Case Histories of Accidents in Batch Processes and Analyses

SRR-88-7
Yasuhiro FUJIMOTO and Shigeru MORISAKI

: In this chapter, the case histories of 297 accidents in batch process industories in Japan were classified into several patterns according to their accident types, reaction types, ignition sorces and so on. In particular, the accidents in the reaction or distillation process were examined in detail.
    The important characteristics of the accidents are summarized below.
  (1) The accidents in batch processes are mostly attributable to explosion and fire, showing about 90 % of all the accidents.
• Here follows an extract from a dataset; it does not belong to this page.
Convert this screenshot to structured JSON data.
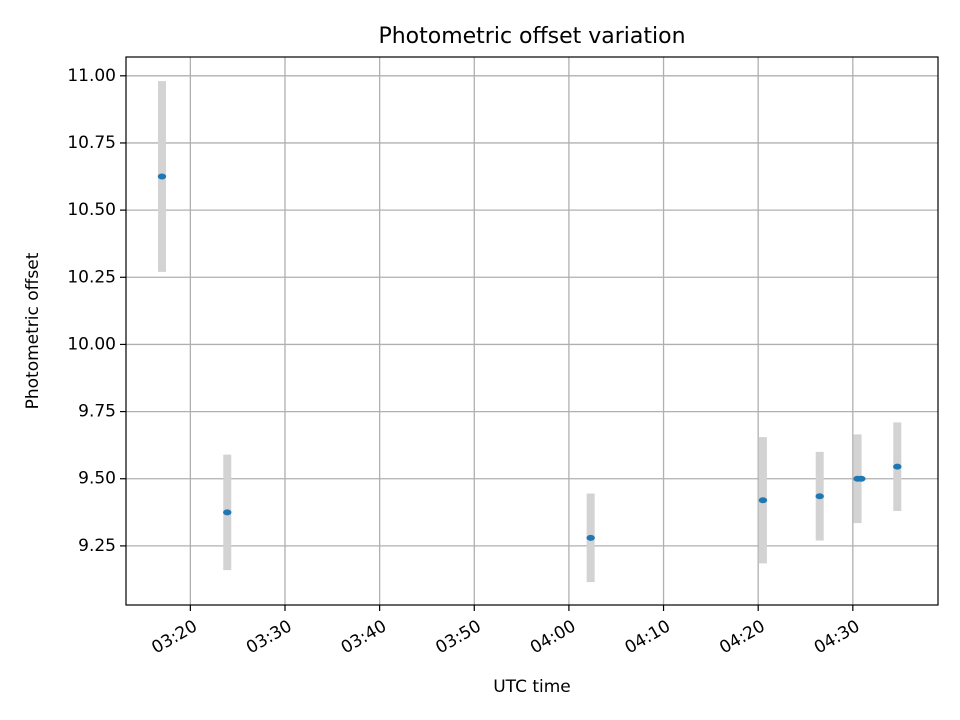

  (2) The accidents in the reaction processes break out most frequently in batch processes. This fact may be a remarkable feature for the batch process industries.
  (3) The accidents in polymerization process break out most frequently in batch processes, accounting about 20 % of all the accidents. Nitro- and nitroso-compounds and other compounds containing nitrogen cause a high ratio of the accidents.
  (4) Among various kinds of ignition sources, reaction heat is the most frequent ignition source of explosions or fires.